Early in the afternoon, my gang starts messaging or texting each other about our plans for that evening. We are likely to end up at Bud’s to shoot pool and drink. If it’s a Thursday, Alaina, Rebekah, and I head over to the softball fields and drink while we watch Andrew, Joe, Daniel, and Corey play kickball in the adult league (the players, for the record, are also drinking).
Since I don’t have internet at my place, and I really like blogging, I’m likely to camp out at a coffee shop or at a friend’s place for a few hours in the evening if I don’t go out with my buddies.
If I’m not drunkenly watching kickball or soberly blogging, I might be practicing guitar or cooking tomorrow’s lunch.
I mozy back to my place around midnight and attempt to fall asleep shortly after. I’m pretty much the worst at falling asleep and am likely to doze off an hour after laying down.
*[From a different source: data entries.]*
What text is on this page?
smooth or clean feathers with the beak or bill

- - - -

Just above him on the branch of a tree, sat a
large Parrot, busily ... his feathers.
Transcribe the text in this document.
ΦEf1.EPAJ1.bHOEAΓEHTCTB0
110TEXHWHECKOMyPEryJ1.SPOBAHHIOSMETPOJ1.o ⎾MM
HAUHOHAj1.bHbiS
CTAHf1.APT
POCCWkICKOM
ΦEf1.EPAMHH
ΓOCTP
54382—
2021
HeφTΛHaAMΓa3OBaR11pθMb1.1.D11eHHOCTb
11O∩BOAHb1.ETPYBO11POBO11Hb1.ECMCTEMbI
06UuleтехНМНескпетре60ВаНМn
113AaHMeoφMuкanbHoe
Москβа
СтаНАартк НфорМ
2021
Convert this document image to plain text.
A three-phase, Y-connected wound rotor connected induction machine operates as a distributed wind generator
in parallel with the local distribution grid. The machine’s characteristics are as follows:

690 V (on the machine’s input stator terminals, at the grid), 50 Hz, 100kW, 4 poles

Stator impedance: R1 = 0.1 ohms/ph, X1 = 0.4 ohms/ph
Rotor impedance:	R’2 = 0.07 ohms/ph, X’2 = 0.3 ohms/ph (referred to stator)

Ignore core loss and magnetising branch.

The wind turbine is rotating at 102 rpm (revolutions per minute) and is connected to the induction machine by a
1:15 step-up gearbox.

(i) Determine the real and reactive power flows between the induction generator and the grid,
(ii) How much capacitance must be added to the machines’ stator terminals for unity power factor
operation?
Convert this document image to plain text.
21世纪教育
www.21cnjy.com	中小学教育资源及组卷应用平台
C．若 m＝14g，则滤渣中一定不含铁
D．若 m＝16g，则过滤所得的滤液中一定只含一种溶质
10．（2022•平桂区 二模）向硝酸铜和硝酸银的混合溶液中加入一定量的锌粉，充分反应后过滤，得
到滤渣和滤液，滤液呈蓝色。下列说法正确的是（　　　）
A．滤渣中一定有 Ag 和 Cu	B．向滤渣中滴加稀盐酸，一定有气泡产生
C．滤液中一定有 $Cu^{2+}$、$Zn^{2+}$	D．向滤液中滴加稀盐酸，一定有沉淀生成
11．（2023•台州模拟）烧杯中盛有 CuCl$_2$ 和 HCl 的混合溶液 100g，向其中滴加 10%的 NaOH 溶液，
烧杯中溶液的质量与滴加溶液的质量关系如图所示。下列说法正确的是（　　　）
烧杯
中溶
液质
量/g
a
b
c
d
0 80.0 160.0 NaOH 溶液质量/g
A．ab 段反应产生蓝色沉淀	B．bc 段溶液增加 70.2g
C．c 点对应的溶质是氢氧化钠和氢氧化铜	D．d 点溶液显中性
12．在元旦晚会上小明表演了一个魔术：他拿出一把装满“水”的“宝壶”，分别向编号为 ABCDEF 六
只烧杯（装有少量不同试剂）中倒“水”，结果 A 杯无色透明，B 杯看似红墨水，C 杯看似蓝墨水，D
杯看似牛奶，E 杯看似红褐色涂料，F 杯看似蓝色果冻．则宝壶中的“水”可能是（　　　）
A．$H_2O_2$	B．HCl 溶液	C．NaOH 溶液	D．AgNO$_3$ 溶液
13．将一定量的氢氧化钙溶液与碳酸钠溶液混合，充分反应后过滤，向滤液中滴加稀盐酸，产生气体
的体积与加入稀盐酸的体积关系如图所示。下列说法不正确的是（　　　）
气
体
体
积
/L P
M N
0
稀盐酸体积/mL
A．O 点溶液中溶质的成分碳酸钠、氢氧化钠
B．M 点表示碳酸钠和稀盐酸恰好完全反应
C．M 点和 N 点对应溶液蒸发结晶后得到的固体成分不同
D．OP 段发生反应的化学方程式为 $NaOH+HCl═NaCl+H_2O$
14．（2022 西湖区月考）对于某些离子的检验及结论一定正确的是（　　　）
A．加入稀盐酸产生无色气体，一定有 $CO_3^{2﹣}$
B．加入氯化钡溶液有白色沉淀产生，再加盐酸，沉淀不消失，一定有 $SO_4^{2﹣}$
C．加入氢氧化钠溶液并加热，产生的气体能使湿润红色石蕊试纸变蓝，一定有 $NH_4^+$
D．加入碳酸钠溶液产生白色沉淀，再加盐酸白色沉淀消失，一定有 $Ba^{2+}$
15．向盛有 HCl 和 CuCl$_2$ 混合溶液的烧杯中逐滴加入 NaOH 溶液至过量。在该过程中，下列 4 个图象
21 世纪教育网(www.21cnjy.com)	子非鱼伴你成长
And then the cycle starts over.
If it’s a weekend, I sleep in until about 10am and mozy around my apartment a little bit before heading to a coffee shop or to a friend’s place to take advantage of the internet. Sometimes I take spontaneous road trips (always flying solo) to any unexplored land a few hours away. Sometimes Mrs. Potts and I run around Montgomery taking pictures of poverty-stricken neighborhoods for Montgomery Mondays. Sometimes I attend a special event with my homies. However the day goes, we usually find ourselves at Bud’s again, drinking and shooting pool.
My goodness, I sound like a drunk. I just really like Bloody Mary’s.
And that’s that! I have a college degree, and this is how I spend my life. My day might also include a bunch of texts from my mom with pictures of Rossi or my nephews. I keep chat windows open in Facebook all the time and am pretty much always talking to Rebekah and Daniel. I go out most nights of the week with my crew and pretty rarely have time to keep up my apartment or talk to my friends in Glendora or Potsdam on the phone (which I feel very guilty about, by the way).
The moral of this post: don’t wipe your tush and then poke your eyeballs, kids.